Querido hijo: de las miles enfermedades que sufrimos o que podemos sufrir, hay una en especial que me llama la atención, aunque creo que a estas alturas es más una pandemia que un simple padecimiento.
Puede llegar a invadirnos, a contagiarnos, en los lugares menos esperados: en la calle, mientras esperamos a que el semáforo cambie de color. En un estadio, mientras vemos un partido de fútbol. Incluso, en nuestras casas, mientras estamos con quienes amamos.
Se trata de un terrible virus, que se expande con gran facilidad, ni siquiera es necesario el contacto con otra persona para que se propague. Pareciera que nacemos con él, o ella. Te estoy hablando de la ira, del mal genio, un problema no tan sencillo de curar, un mal que nos domina a diario. Algunas veces aparece por esa insana costumbre de creer que tener la razón, tener la última palabra es lo más importante. Como si siempre existiera una y sola una verdad y, por supuesto, esa verdad es la “mía”. Creemos — queremos — tener la razón todo el tiempo, estamos convencidos de que la tenemos, y somos capaces de cualquier cosa con tal de demostrarlo. Como si fuera tan importante que alguien, alguno, tenga la razón. Otras veces llega por un simple mal entendido, al que no le damos la oportunidad de aclararse.

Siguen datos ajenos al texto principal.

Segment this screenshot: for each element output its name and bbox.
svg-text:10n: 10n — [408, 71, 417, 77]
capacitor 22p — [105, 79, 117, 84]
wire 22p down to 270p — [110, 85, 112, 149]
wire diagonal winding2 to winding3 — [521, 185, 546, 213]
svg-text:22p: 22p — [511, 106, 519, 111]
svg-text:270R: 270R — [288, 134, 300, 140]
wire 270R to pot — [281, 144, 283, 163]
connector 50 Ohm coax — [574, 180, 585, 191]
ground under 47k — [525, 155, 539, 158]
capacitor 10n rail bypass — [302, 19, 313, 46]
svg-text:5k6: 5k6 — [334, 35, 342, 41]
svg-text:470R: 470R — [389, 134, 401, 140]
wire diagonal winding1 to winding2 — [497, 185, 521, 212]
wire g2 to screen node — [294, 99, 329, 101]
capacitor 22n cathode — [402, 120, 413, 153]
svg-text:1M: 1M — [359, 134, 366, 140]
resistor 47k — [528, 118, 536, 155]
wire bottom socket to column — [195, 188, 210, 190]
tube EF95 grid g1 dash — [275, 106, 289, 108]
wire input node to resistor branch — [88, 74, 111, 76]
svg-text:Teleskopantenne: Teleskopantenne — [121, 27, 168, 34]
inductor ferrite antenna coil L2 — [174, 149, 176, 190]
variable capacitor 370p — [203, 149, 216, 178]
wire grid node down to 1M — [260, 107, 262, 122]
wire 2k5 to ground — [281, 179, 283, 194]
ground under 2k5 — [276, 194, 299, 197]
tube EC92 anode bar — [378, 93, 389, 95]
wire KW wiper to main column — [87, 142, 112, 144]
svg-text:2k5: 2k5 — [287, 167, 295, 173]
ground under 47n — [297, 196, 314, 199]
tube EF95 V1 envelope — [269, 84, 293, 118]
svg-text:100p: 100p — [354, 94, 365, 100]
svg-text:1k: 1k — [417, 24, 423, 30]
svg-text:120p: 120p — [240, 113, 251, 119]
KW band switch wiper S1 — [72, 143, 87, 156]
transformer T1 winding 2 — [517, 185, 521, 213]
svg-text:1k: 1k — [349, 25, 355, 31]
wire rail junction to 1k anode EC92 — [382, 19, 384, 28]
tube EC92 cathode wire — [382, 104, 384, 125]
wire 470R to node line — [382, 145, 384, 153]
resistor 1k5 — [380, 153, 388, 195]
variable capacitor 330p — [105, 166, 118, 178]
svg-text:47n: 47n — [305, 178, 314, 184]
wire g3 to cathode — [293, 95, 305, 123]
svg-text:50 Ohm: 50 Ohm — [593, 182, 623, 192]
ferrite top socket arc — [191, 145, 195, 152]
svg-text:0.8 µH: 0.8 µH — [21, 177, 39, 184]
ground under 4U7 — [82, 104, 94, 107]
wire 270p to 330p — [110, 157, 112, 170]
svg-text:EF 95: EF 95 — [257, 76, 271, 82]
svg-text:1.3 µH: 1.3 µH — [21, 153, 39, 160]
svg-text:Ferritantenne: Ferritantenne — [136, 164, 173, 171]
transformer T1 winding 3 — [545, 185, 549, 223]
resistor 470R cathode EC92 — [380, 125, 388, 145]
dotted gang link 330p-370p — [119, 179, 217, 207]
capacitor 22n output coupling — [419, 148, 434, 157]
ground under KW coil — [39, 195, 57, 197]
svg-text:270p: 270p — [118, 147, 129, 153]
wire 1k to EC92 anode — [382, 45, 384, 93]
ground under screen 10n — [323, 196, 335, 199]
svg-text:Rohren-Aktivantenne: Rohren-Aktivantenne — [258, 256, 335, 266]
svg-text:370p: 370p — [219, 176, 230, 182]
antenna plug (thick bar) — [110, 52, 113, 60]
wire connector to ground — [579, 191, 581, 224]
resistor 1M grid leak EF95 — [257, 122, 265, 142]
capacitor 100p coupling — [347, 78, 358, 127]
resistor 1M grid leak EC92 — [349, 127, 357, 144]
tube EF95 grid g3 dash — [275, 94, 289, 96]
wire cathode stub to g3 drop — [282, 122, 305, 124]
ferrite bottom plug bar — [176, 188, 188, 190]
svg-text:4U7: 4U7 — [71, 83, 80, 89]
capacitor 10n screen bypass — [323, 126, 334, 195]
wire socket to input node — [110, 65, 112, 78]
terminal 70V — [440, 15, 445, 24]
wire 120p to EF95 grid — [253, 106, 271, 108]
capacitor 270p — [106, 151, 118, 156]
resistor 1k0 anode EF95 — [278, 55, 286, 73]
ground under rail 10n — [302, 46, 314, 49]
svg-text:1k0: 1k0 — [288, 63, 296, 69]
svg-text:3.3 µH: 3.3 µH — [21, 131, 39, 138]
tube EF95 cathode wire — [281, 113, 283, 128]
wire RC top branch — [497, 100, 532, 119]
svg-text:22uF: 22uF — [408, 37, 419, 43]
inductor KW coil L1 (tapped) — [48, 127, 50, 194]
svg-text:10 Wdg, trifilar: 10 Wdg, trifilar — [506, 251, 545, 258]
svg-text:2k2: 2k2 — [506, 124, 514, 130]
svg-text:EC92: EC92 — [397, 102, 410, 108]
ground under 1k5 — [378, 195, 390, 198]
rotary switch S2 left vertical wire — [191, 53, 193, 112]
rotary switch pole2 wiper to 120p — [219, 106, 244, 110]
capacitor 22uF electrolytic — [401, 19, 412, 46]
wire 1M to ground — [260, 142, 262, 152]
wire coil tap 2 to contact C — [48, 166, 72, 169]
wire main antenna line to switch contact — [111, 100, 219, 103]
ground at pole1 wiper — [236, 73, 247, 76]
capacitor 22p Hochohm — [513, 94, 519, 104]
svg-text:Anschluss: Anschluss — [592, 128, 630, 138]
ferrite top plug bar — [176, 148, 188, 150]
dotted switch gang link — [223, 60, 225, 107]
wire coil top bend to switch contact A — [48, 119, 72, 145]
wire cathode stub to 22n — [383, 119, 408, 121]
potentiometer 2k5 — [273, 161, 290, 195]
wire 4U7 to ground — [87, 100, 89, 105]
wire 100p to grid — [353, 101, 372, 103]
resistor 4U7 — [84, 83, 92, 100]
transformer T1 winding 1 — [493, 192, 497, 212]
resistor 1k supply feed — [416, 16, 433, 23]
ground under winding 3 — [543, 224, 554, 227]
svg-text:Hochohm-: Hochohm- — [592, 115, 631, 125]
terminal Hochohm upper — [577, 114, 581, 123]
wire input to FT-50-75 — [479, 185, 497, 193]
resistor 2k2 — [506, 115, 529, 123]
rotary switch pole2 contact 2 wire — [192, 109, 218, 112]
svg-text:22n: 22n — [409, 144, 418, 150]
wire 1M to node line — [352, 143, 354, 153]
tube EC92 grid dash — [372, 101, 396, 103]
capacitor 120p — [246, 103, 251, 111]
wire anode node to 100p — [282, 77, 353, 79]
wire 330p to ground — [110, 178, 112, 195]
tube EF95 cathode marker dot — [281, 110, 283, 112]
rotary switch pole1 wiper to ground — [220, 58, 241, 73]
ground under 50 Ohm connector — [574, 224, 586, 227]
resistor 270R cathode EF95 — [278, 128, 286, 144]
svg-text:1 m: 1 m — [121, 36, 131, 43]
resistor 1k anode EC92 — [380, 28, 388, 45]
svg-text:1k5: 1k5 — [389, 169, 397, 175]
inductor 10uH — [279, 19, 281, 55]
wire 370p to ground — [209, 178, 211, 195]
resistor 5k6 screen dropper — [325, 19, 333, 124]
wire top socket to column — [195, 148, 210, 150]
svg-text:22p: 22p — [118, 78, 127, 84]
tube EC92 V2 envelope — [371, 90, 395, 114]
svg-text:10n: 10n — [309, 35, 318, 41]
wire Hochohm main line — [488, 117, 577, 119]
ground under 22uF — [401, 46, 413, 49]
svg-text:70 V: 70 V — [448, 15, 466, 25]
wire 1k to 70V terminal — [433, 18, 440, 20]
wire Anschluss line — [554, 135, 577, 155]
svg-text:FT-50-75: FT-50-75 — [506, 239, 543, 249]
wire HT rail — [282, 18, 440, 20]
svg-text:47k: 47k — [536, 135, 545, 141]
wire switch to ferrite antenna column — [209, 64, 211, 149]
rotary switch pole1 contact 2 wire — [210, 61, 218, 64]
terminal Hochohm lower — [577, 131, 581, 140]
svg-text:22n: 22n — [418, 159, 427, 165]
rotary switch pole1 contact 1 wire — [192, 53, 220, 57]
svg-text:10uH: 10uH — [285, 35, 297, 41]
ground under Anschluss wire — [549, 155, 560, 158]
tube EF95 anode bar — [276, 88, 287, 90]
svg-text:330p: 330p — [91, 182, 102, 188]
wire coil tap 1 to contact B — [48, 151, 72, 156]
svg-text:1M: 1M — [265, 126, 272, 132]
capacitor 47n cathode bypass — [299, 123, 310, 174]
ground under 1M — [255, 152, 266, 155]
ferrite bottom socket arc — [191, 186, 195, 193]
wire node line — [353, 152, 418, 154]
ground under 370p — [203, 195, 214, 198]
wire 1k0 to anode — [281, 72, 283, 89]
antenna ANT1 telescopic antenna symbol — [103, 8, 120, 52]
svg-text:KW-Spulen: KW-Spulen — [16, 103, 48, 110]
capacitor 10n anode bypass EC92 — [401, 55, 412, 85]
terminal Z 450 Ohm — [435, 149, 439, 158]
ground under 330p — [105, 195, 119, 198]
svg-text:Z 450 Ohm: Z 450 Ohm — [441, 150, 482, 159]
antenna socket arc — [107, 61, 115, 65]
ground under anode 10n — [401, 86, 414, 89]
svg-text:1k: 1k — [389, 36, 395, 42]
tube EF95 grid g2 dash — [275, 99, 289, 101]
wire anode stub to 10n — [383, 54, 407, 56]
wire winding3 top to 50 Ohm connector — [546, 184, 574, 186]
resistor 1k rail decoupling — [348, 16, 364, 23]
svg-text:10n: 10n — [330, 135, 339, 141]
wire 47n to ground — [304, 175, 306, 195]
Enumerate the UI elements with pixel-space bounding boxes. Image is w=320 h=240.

Pero no se trata solo de quién tiene la razón y quién no, o de una simple y pasajera pataleta. Es algo que llevamos mucho más allá, que nos domina hasta el punto de convertirlo en una costumbre diaria, porque además, lucirla está bien, muy bien, porque nos hace parecer con carácter y, según dicen, esto es muy importante. No dar el brazo a torcer nunca, no parecer que somos débiles.
Andamos por la vida llenos de odio, de rabia, de mal genio. Poco importa que quien tengamos frente a nosotros sea un desconocido o incluso, un amigo, familiar, nuestra pareja, nuestros papás o nuestros hijos. Todos deben recibir nuestra furia. Somos incapaces de expresarnos de otra forma, de exteriorizarlo, de hacer entender a otros qué sucede, de marcar el error del otro — que es lo que más deseamos — si no es con un grito, o acentuando con fuerza las palabras pronunciadas.

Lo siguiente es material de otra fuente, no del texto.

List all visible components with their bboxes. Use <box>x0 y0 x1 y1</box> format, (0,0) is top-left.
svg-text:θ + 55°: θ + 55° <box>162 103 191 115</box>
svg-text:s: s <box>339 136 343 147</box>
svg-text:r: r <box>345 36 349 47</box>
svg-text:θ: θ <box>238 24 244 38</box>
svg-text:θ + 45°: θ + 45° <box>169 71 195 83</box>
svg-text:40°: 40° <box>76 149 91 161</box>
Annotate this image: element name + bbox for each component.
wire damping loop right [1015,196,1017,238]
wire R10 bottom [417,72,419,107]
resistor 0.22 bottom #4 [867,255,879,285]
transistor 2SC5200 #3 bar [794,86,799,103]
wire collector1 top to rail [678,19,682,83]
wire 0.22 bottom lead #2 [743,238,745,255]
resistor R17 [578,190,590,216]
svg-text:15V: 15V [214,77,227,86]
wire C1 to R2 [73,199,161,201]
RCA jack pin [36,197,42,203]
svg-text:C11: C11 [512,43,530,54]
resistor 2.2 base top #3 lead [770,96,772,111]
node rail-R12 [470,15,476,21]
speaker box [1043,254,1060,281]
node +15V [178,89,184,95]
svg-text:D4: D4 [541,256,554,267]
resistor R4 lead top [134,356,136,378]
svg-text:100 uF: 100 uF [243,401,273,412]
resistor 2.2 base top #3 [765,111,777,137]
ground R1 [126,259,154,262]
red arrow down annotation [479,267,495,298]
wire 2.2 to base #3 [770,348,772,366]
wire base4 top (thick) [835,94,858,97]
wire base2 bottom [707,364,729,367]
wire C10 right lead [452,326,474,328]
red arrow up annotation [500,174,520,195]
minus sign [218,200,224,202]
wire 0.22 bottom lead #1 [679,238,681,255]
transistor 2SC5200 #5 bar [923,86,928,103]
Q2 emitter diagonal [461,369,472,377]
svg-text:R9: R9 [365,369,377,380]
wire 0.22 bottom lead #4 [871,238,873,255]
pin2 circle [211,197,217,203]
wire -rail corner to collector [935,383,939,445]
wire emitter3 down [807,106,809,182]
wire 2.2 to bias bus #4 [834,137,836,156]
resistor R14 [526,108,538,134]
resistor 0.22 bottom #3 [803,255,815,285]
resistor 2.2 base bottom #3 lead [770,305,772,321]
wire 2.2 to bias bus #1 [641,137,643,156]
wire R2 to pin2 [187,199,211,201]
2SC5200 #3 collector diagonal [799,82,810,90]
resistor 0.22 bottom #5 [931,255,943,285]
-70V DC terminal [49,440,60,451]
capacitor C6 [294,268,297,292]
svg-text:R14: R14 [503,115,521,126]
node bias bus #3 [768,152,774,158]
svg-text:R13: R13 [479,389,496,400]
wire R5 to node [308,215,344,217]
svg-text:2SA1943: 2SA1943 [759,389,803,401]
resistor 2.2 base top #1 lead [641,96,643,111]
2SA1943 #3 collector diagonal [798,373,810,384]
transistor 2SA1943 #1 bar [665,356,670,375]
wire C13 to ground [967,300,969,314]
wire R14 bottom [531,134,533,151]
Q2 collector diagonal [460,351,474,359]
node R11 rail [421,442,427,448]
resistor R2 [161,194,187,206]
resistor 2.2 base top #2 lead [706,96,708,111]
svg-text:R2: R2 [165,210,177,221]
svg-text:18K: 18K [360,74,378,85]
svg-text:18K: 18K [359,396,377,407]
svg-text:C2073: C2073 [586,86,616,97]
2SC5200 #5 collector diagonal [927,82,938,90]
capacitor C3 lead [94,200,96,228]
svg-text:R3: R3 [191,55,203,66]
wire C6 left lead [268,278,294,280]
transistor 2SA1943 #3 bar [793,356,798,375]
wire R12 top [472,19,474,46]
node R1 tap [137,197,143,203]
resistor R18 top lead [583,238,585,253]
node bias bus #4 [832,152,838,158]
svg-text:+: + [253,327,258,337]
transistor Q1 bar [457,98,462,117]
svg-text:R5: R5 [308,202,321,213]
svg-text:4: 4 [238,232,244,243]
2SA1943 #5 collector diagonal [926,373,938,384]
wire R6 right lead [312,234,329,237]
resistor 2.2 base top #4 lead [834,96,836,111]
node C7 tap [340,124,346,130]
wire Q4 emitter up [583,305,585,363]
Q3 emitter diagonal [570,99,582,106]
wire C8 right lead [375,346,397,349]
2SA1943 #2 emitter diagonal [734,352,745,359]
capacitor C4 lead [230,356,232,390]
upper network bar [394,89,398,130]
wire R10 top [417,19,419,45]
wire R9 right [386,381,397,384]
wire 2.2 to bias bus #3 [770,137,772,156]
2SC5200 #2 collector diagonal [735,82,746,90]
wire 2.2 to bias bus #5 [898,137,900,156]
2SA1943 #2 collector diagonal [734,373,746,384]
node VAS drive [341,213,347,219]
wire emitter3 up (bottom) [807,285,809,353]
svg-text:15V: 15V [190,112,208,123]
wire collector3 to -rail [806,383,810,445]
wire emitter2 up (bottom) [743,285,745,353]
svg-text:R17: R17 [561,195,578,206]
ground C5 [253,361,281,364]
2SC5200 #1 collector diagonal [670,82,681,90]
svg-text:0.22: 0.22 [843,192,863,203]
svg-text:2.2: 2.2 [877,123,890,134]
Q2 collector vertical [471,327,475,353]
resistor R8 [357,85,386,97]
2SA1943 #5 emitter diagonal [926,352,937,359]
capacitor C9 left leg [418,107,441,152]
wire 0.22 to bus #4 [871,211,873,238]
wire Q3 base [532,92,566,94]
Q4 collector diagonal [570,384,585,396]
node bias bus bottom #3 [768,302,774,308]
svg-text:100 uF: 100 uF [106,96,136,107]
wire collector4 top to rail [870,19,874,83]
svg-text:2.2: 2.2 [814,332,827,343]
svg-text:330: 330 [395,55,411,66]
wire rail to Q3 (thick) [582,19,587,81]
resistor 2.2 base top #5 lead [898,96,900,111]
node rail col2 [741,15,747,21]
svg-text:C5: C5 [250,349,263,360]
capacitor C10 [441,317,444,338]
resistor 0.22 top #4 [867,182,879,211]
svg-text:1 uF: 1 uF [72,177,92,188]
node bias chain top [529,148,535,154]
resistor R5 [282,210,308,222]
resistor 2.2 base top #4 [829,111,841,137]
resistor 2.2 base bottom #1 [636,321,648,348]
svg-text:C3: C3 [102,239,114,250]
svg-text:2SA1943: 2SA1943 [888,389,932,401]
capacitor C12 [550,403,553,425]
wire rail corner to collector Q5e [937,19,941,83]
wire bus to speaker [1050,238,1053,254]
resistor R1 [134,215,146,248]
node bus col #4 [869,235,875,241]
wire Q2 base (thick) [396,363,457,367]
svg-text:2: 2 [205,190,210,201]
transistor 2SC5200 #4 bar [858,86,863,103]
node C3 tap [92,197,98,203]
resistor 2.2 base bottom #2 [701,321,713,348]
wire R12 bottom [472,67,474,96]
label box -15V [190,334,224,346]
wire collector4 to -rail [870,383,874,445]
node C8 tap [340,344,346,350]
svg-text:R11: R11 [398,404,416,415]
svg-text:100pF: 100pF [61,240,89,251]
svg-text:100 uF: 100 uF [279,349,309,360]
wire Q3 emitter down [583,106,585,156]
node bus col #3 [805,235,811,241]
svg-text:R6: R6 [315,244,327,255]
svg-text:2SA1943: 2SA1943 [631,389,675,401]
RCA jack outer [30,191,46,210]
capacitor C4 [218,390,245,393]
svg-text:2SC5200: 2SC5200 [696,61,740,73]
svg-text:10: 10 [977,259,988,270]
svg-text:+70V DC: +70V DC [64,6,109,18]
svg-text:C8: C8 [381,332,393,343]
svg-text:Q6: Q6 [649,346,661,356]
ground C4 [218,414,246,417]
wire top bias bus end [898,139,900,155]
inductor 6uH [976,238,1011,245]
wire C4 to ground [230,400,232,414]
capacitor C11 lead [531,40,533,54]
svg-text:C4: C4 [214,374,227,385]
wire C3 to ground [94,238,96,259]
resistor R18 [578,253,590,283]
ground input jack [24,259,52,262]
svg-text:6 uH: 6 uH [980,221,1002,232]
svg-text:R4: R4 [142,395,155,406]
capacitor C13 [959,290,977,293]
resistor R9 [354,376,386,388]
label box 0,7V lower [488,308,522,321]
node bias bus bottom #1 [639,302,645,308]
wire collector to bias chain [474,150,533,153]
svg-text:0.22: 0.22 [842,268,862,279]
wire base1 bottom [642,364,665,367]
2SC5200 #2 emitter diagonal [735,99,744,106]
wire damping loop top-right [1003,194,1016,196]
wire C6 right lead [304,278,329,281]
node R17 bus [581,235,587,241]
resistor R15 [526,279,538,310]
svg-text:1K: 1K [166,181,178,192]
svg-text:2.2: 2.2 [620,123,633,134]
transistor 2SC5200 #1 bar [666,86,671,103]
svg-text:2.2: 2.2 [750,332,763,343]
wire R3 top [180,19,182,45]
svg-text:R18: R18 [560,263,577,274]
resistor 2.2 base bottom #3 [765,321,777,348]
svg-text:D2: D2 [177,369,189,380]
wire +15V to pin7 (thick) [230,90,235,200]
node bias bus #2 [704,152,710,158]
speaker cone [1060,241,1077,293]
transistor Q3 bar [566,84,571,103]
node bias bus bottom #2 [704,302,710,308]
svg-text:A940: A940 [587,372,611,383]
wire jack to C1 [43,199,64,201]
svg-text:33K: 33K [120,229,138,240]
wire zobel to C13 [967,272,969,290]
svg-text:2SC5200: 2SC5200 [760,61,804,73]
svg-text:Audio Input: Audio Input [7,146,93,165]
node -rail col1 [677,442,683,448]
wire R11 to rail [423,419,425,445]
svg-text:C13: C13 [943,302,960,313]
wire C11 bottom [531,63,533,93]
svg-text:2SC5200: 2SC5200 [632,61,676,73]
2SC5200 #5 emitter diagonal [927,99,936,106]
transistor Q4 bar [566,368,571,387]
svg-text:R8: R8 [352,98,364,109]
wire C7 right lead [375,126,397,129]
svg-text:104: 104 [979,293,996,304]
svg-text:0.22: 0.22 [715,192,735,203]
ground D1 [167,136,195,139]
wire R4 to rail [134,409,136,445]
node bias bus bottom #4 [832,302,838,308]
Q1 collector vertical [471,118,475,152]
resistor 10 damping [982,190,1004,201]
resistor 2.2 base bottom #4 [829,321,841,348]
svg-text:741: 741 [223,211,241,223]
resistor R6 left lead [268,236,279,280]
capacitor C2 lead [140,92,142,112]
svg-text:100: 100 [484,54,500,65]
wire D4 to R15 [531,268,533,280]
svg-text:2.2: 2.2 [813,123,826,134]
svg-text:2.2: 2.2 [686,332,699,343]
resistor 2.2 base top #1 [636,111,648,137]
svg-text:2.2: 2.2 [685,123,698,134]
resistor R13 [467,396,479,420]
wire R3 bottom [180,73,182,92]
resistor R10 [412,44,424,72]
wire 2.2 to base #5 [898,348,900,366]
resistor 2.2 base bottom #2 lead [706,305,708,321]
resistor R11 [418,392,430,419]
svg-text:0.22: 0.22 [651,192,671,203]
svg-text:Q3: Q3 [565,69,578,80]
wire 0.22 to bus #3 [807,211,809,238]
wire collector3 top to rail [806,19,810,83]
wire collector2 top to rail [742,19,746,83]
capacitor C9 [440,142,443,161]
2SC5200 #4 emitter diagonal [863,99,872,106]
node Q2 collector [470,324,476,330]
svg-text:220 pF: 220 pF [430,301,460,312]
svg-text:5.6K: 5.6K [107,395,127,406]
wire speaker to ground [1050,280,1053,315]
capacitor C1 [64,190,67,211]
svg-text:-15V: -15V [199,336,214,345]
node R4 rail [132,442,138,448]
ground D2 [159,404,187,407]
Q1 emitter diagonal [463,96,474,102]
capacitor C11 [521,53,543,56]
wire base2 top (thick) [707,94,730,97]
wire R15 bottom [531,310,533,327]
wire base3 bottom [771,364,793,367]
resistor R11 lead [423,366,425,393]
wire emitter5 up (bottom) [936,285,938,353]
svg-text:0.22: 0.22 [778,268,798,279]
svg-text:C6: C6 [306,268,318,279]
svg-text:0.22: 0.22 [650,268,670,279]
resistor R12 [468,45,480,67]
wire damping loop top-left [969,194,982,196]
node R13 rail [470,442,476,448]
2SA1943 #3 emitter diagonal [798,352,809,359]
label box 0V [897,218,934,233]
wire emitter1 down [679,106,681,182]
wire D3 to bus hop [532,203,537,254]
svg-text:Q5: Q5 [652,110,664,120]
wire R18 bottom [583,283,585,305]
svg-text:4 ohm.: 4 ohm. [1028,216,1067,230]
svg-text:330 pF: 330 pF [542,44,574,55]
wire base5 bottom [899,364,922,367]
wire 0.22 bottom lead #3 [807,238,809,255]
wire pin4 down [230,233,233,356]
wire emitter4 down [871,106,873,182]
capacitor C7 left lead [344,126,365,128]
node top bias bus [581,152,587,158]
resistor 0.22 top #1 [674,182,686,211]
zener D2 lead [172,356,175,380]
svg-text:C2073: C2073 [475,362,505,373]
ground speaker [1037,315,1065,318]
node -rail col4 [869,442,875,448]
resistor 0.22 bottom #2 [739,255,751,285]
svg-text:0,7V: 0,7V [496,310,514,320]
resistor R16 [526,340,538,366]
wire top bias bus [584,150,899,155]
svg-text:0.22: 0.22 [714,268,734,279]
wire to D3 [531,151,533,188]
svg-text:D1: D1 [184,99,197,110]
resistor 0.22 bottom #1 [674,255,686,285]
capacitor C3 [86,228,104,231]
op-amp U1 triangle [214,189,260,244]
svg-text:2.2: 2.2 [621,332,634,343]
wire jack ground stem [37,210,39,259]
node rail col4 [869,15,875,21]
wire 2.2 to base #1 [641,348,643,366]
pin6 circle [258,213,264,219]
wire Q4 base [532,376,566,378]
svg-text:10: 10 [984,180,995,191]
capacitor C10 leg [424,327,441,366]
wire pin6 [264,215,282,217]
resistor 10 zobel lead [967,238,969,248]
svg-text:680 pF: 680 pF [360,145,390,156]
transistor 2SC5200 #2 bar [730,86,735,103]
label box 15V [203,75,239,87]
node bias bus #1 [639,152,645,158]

Querido hijo, no quiero que te atragantes por no exteriorizar lo que te cause rabia, pero tampoco quiero que a diario maltrates a quienes te rodean. Ten presente que el grito te libera a ti, pero puede llegar maltratar severamente a quien lo recibe. Sé inteligente, ten el cuidado de quien cuenta o escribe historias y trata de que cada palabra sea dicha de la mejor forma para no arruinar lo que quiere contar. Que el odio y la rabia no sean tu motor, no estén presentes en tu corazón.